Yesterday afternoon, at the 87th conference of the League of United Latin American Citizens (LULAC) in Washington, D.C., the U.S. Postal Service dedicated its Jaime Escalante Forever stamp.
Escalante, who died in 2010, left his native Bolivia in the early 1960s and came to the U.S., where he earned widespread recognition for his groundbreaking teaching methods. Many of his inner-city students – deemed “unteachable” by some – eventually mastered calculus. His story is told in the 1988 movie Stand and Deliver, in which he’s portrayed by U.S. actor and director Edward James Olmos.
“This is a historic moment,” said LULAC president Roger Rocha, at the dedication ceremony.

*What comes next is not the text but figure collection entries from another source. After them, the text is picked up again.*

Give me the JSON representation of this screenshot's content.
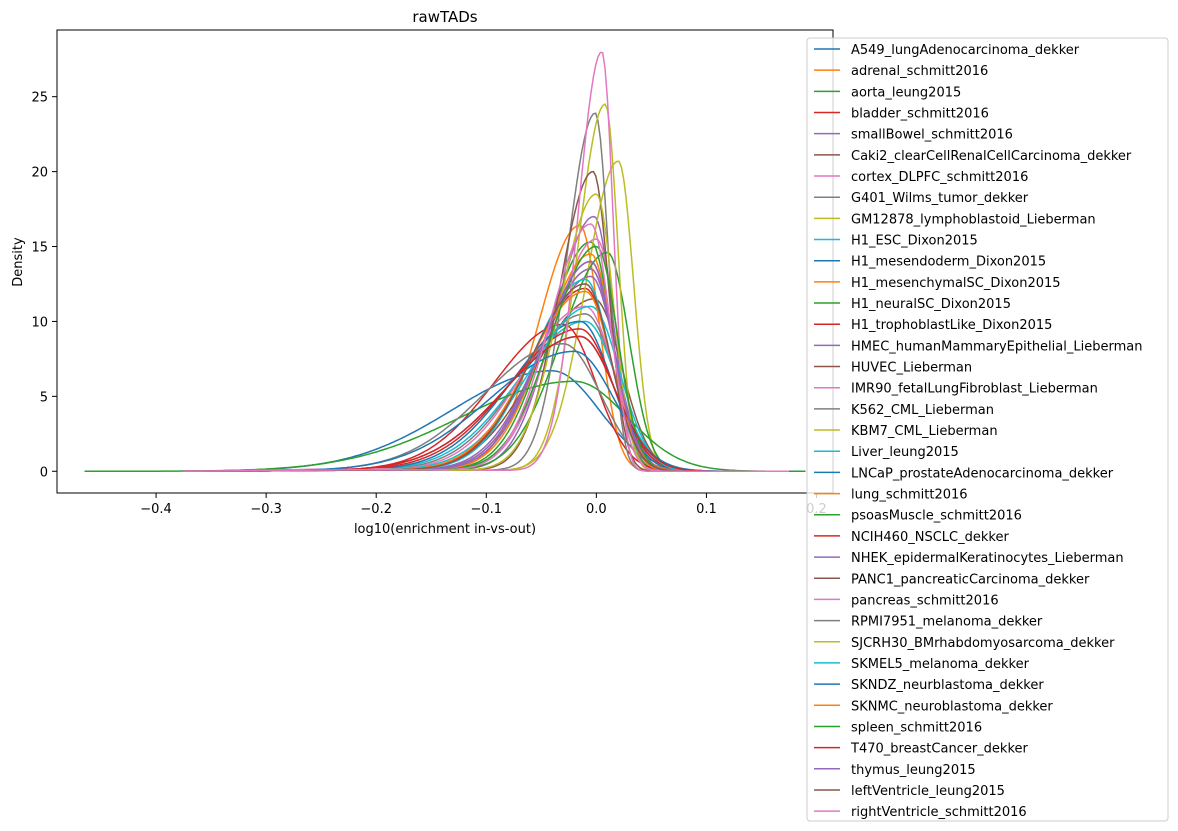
{
  "chart_data": {
    "type": "line",
    "title": "rawTADs",
    "xlabel": "log10(enrichment in-vs-out)",
    "ylabel": "Density",
    "xlim": [
      -0.49,
      0.215
    ],
    "ylim": [
      -1.45,
      29.45
    ],
    "x_ticks": [
      -0.4,
      -0.3,
      -0.2,
      -0.1,
      0.0,
      0.1,
      0.2
    ],
    "x_tick_labels": [
      "−0.4",
      "−0.3",
      "−0.2",
      "−0.1",
      "0.0",
      "0.1",
      "0.2"
    ],
    "y_ticks": [
      0,
      5,
      10,
      15,
      20,
      25
    ],
    "y_tick_labels": [
      "0",
      "5",
      "10",
      "15",
      "20",
      "25"
    ],
    "grid": false,
    "legend_position": "right, overlapping plot",
    "series": [
      {
        "name": "A549_lungAdenocarcinoma_dekker",
        "color": "#1f77b4",
        "peak_x": -0.04,
        "peak_y": 6.7
      },
      {
        "name": "adrenal_schmitt2016",
        "color": "#ff7f0e",
        "peak_x": -0.015,
        "peak_y": 16.4
      },
      {
        "name": "aorta_leung2015",
        "color": "#2ca02c",
        "peak_x": -0.005,
        "peak_y": 15.3
      },
      {
        "name": "bladder_schmitt2016",
        "color": "#d62728",
        "peak_x": -0.01,
        "peak_y": 12.2
      },
      {
        "name": "smallBowel_schmitt2016",
        "color": "#9467bd",
        "peak_x": -0.002,
        "peak_y": 17.0
      },
      {
        "name": "Caki2_clearCellRenalCellCarcinoma_dekker",
        "color": "#8c564b",
        "peak_x": -0.002,
        "peak_y": 11.5
      },
      {
        "name": "cortex_DLPFC_schmitt2016",
        "color": "#e377c2",
        "peak_x": 0.0,
        "peak_y": 15.5
      },
      {
        "name": "G401_Wilms_tumor_dekker",
        "color": "#7f7f7f",
        "peak_x": -0.01,
        "peak_y": 10.5
      },
      {
        "name": "GM12878_lymphoblastoid_Lieberman",
        "color": "#bcbd22",
        "peak_x": 0.02,
        "peak_y": 20.7
      },
      {
        "name": "H1_ESC_Dixon2015",
        "color": "#17becf",
        "peak_x": -0.01,
        "peak_y": 10.0
      },
      {
        "name": "H1_mesendoderm_Dixon2015",
        "color": "#1f77b4",
        "peak_x": -0.015,
        "peak_y": 9.0
      },
      {
        "name": "H1_mesenchymalSC_Dixon2015",
        "color": "#ff7f0e",
        "peak_x": -0.005,
        "peak_y": 13.5
      },
      {
        "name": "H1_neuralSC_Dixon2015",
        "color": "#2ca02c",
        "peak_x": 0.01,
        "peak_y": 14.6
      },
      {
        "name": "H1_trophoblastLike_Dixon2015",
        "color": "#d62728",
        "peak_x": -0.03,
        "peak_y": 9.8
      },
      {
        "name": "HMEC_humanMammaryEpithelial_Lieberman",
        "color": "#9467bd",
        "peak_x": -0.005,
        "peak_y": 13.0
      },
      {
        "name": "HUVEC_Lieberman",
        "color": "#8c564b",
        "peak_x": -0.005,
        "peak_y": 14.0
      },
      {
        "name": "IMR90_fetalLungFibroblast_Lieberman",
        "color": "#e377c2",
        "peak_x": -0.01,
        "peak_y": 11.0
      },
      {
        "name": "K562_CML_Lieberman",
        "color": "#7f7f7f",
        "peak_x": -0.001,
        "peak_y": 23.9
      },
      {
        "name": "KBM7_CML_Lieberman",
        "color": "#bcbd22",
        "peak_x": 0.008,
        "peak_y": 24.5
      },
      {
        "name": "Liver_leung2015",
        "color": "#17becf",
        "peak_x": -0.01,
        "peak_y": 12.8
      },
      {
        "name": "LNCaP_prostateAdenocarcinoma_dekker",
        "color": "#1f77b4",
        "peak_x": -0.015,
        "peak_y": 10.0
      },
      {
        "name": "lung_schmitt2016",
        "color": "#ff7f0e",
        "peak_x": -0.005,
        "peak_y": 14.5
      },
      {
        "name": "psoasMuscle_schmitt2016",
        "color": "#2ca02c",
        "peak_x": -0.02,
        "peak_y": 6.0
      },
      {
        "name": "NCIH460_NSCLC_dekker",
        "color": "#d62728",
        "peak_x": -0.015,
        "peak_y": 9.5
      },
      {
        "name": "NHEK_epidermalKeratinocytes_Lieberman",
        "color": "#9467bd",
        "peak_x": -0.005,
        "peak_y": 13.5
      },
      {
        "name": "PANC1_pancreaticCarcinoma_dekker",
        "color": "#8c564b",
        "peak_x": -0.003,
        "peak_y": 20.0
      },
      {
        "name": "pancreas_schmitt2016",
        "color": "#e377c2",
        "peak_x": 0.005,
        "peak_y": 28.0
      },
      {
        "name": "RPMI7951_melanoma_dekker",
        "color": "#7f7f7f",
        "peak_x": -0.03,
        "peak_y": 8.5
      },
      {
        "name": "SJCRH30_BMrhabdomyosarcoma_dekker",
        "color": "#bcbd22",
        "peak_x": 0.0,
        "peak_y": 18.5
      },
      {
        "name": "SKMEL5_melanoma_dekker",
        "color": "#17becf",
        "peak_x": -0.005,
        "peak_y": 11.0
      },
      {
        "name": "SKNDZ_neurblastoma_dekker",
        "color": "#1f77b4",
        "peak_x": -0.02,
        "peak_y": 8.0
      },
      {
        "name": "SKNMC_neuroblastoma_dekker",
        "color": "#ff7f0e",
        "peak_x": -0.01,
        "peak_y": 12.0
      },
      {
        "name": "spleen_schmitt2016",
        "color": "#2ca02c",
        "peak_x": 0.0,
        "peak_y": 15.0
      },
      {
        "name": "T470_breastCancer_dekker",
        "color": "#d62728",
        "peak_x": -0.015,
        "peak_y": 9.0
      },
      {
        "name": "thymus_leung2015",
        "color": "#9467bd",
        "peak_x": -0.005,
        "peak_y": 14.0
      },
      {
        "name": "leftVentricle_leung2015",
        "color": "#8c564b",
        "peak_x": -0.01,
        "peak_y": 12.5
      },
      {
        "name": "rightVentricle_schmitt2016",
        "color": "#e377c2",
        "peak_x": -0.005,
        "peak_y": 16.5
      }
    ]
  }
}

The stamp is the 16th in the USPS’ Distinguished American series, which began in 2000. USPS spokesman Roy Betts said Escalante’s teaching legacy in Los Angeles made him an ideal candidate for commemoration on a stamp.
“He is, without question, a very deserving subject,” he Betts. “The legendary educator is well-known for academic excellence and working with inner-city youth to help them master calculus.”
— Tom Ouellette (@Ouellette_USPS) July 13, 2016
Olmos, who spoke at yesterday’s stamp dedication, said the unveiling was a “monumental moment” and something the U.S. needs to embrace through these trying times.
“It gives us a sense of who we are, a sense of dignity, of fortitude,” he said. “I don’t know one president, one pope, one engineer, one sports giant, one astronaut, that could have done it without a teacher. If it wasn’t for teachers, none of us would be where we are today.”